Exciting milestone for @Ripple in Australia! 🇦🇺
Ripple is obtaining an Australian Financial Services License (AFSL). As we continue to bridge TradFi with the next gen of digital infrastructure, regulatory compliance remains the foundation of everything we build:… pic.twitter.com/JNF1iQSyG7
— Ripple (@Ripple) March 10, 2026
The company announced plans to acquire BC Payments Australia Pty Ltd, a corporate entity tied to the European Banking Circle Group. The deal gives Ripple access to an Australian Financial Services License, which the company says is key to scaling its payments business in the region.
The acquisition is expected to close on April 1, according to Ripple APAC managing director Fiona Murray. She said there was “enough institutional interest in digital assets to warrant the investment.”
Rather than applying for a new AFSL directly, Ripple chose to buy a company that already holds one. It’s a faster route to market, though the license depends on the deal completing successfully.
With the AFSL in place, Ripple says it can manage the full lifecycle of a payment — from onboarding and compliance through to funding, foreign exchange, liquidity management, and final payout — combining traditional banking and digital assets in one system.
Australian customers already using Ripple Payments include Hai Ha Money Transfer, Stables, Caleb & Brown, Flash Payments, and Independent Reserve.
Ripple’s APAC Growth
Ripple said its APAC payments volume nearly doubled year-on-year in 2025, though it did not release specific figures. That growth is part of a broader milestone the company reported last week — $100 billion in total processed volume across 60 markets.
The company is also joining Project Acacia, an initiative run by the Reserve Bank of Australia and the Digital Finance Cooperative Research Centre, focused on digital asset infrastructure.

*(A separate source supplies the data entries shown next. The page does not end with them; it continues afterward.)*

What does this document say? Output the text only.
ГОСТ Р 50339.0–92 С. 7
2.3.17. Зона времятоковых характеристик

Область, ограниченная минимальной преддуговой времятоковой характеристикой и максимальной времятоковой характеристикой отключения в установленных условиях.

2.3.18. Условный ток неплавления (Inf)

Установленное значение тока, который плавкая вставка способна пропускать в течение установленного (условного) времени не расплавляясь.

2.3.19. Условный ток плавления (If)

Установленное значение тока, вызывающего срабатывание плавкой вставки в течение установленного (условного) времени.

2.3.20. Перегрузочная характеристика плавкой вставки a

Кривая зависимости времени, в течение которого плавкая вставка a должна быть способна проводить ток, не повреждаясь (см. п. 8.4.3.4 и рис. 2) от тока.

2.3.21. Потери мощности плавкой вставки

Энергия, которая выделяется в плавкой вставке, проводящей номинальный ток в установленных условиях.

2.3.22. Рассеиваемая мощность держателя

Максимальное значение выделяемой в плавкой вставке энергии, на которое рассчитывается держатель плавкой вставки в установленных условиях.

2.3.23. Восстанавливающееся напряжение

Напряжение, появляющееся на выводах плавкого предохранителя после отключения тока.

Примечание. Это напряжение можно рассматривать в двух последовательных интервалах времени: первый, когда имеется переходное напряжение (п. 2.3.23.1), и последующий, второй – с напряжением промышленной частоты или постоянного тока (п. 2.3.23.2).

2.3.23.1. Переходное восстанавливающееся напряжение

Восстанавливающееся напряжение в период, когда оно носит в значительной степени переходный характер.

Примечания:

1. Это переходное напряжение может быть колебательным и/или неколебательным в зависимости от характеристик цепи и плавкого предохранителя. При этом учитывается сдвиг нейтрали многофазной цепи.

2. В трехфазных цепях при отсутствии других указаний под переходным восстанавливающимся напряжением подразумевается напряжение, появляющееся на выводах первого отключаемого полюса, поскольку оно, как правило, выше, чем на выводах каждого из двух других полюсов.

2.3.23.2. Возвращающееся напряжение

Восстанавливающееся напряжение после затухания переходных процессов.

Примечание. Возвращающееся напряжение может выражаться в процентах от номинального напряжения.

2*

Australia is in the process of building out its crypto regulatory framework. The Digital Asset Framework bill passed the lower house in February and is currently before the Senate. The country’s markets regulator, ASIC, has said it won’t take enforcement action on licensing until at least June 30, 2026.
Ripple’s Broader Licensing Push
The Australia move is part of a wider licensing effort. Over the last 12 months, Ripple has secured payment licenses in Singapore, the UAE, and the UK. It also recently received conditional approval for a national trust banking charter in the US.
Ripple expanded further through acquisitions, buying Hidden Road — now rebranded Ripple Prime — making it the first crypto-native company to own a multi-asset prime broker. It also acquired corporate treasury platform GTreasury.
Murray said she hopes the AFSL move will help address crypto debanking in Australia, where major banks have placed restrictions on customers sending money to crypto exchanges. Australia’s four largest banks — Commonwealth Bank, ANZ, National Australia Bank, and Westpac — have all imposed some form of these restrictions.
Crypto exchange Coinbase is also working to secure an AFSL in the coming months.
XRP was trading at $1.38, up 0.3% on the day and 1.7% on the week at the time of the announcement.